Development of a species-specific PCR assay for detection of Leishmania donovani in clinical samples from patients with kala-azar and post-kala-azar dermal leishmaniasis

Abstract

We have developed a PCR assay that is capable of amplifying kinetoplast DNA (kDNA) of Leishmania donovani in a species-specific manner among Old World leishmanias. With Indian strains and isolates of L. donovani the assay was sensitive enough to detect kDNA in an amount equivalent to a single parasite or less. The extreme sensitivity of the assay was reflected in its ability to detect parasite DNA from small volumes of peripheral blood of patients with kala-azar (KA) and from skin lesions from patients with post-KA dermal leishmaniasis (PKDL). A total of 107 clinical leishmaniasis samples were analyzed. Of these 102 (95.3%) were positive by PCR. The test provided a diagnosis of KA with 96% sensitivity using patient whole-blood samples instead of bone marrow or spleen aspirates that are obtained by invasive procedures. The assay was also successful in the diagnosis of 45 of 48 PKDL cases (93.8%). Cross-reactions with pathogens prevalent in the area of endemicity, viz., Mycobacterium tuberculosis, Mycobacterium leprae, and Plasmodium spp., could be ruled out. Eighty-one control samples, including dermal scrapings from healthy portions of skin from patients with PKDL were all negative. Two of twenty controls from the area of endemicity were found positive by PCR assay; however, there was a good possibility that these two were asymptomatic carriers since they were serologically positive for KA. Thus, this PCR assay represents a tool for the diagnosis of KA and PKDL in Indian patients in a noninvasive manner, with simultaneous species identification of parasites in clinical samples.

FIG. 1

Sensitivity of the PCR assay. Shown are the results of PCR amplification of the serially diluted L. donovani (DD8) DNA analyzed on agarose gels. DNA was extracted from parasite cultures and amplified as described in Materials and Methods. Lane M, 1 kb Ladder (Gibco BRL); lane 1, 10 ng of DNA; lane 2, 1 ng of DNA; lane 3, 10 pg of DNA; lane 4, 1 pg of DNA; lane 5, 10 fg of DNA; lane 6, 1 fg of DNA.

FIG. 2

Sensitivity of PCR amplification of Leishmania kDNA followed by Southern blot analysis. The PCR contained 100 ng of human genomic DNA and the indicated amount of total DNA from L. donovani DD8. The PCR product was probed with parasite kDNA and exposed for about 1 h. Lane 4 represents a PCR containing only human DNA as a control.

FIG. 3

Amplification of parasite DNA from various strains and isolates of Leishmania.
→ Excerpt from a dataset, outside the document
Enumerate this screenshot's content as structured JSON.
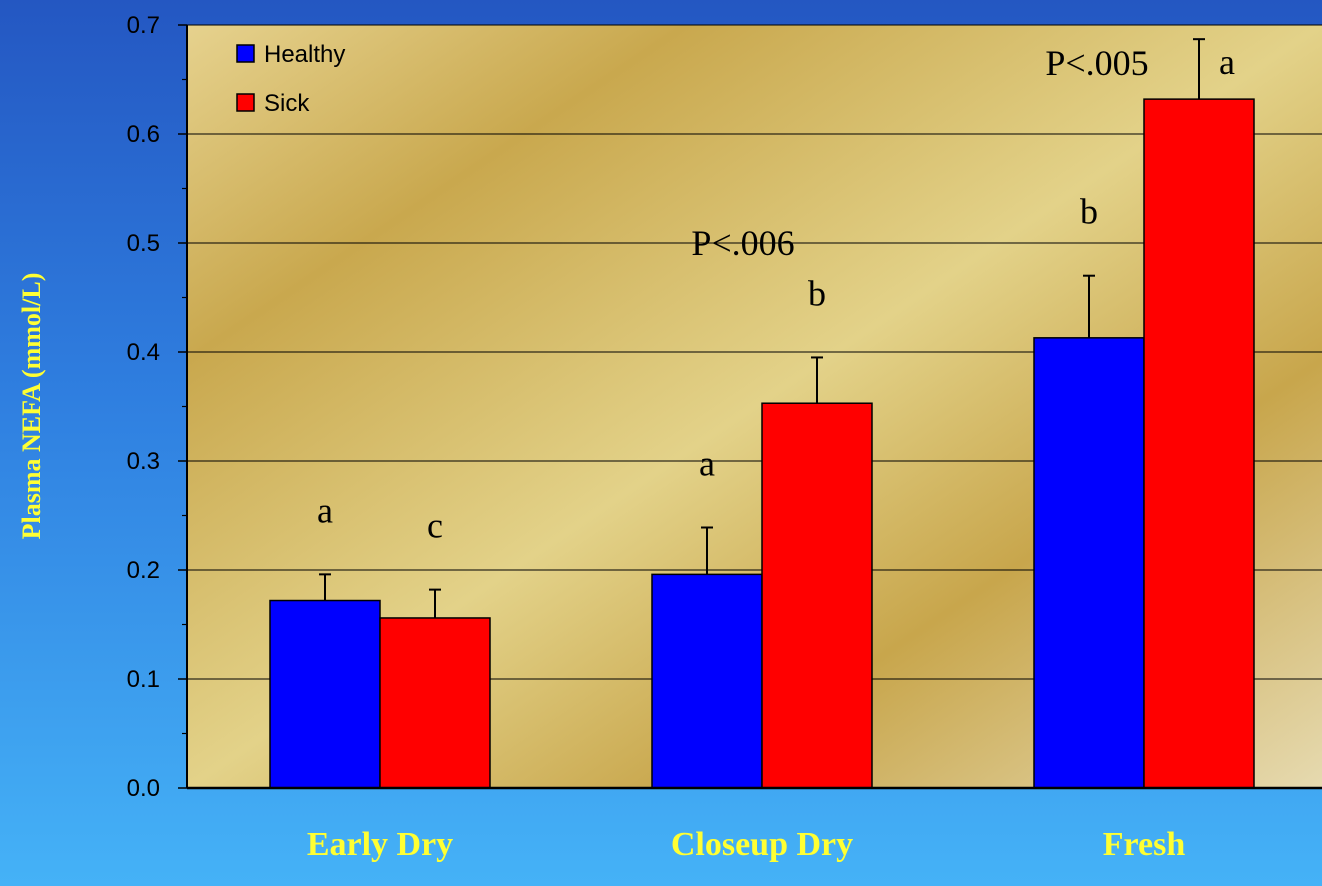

DNA (1 ng) isolated from parasite cultures was subjected to PCR and analyzed. Lane 1, L. donovani AG83; lane 2, L. donovani DD8; lane 3, L. donovani IICB8; lane 4, L. donovani IICB6; lane 5, L. donovani IICB 7 (PKDL origin); lane 6, L. donovani 1S; lane 7, L. donovani WR684; lane 8 L. donovani infantum; lane 9, L. tropica WR683; lane 10, L. major LV 39, lane M, 1-kb ladder, lane 11, Plasmodium; lane 12, M. leprae; lane 13, M. tuberculosis.

FIG. 4

DNA amplification from recent field isolates of KA and PKDL. DNA (1 ng) extracted from cultures of parasite isolates was used for PCR amplification. Lanes: M, 1-kb ladder; 1, KA-1; 2, KA-2; 3, KA-3; 4, KA-4; 5, KA-5; 6, PK-1; 7, PK-2; 8, PK-3; 9, PK-4; 10, PK-5; 11, isolate from a patient with cutaneous leishmaniasis.

FIG. 5

PCR assay with clinical samples of KA and PKDL. DNA (100 ng) isolated from clinical samples was used for PCR amplification. Lane M, 1-kb ladder, lane 1, KA (bone marrow); lane 2, KA (blood); lane 3, malaria (blood); lane 4, tuberculosis (blood); lane 5, control from the area of endemicity (blood); lane 6, PKDL (skin lesion); lane 7, leprosy (lesion).

FIG. 6

Sequence of PCR product with DNA isolated from L. donovani DD8 strain and isolates and clinical samples from patients with KA and PKDL. PCR products obtained with DNA isolated from L. donovani DD8 strain, parasite isolates from patients with KA and PKDL (two each) and clinical samples (two each of KA blood and PKDL tissue) were subjected to sequence analysis. Identical sequences were obtained for the PCR products in each case, which matched exactly with the published sequence of a 792-bp kDNA mini-circle segment of the DD8 strain of L. donovani (GenBank accession no. Y11401). The positions of primers are indicated in boldface type.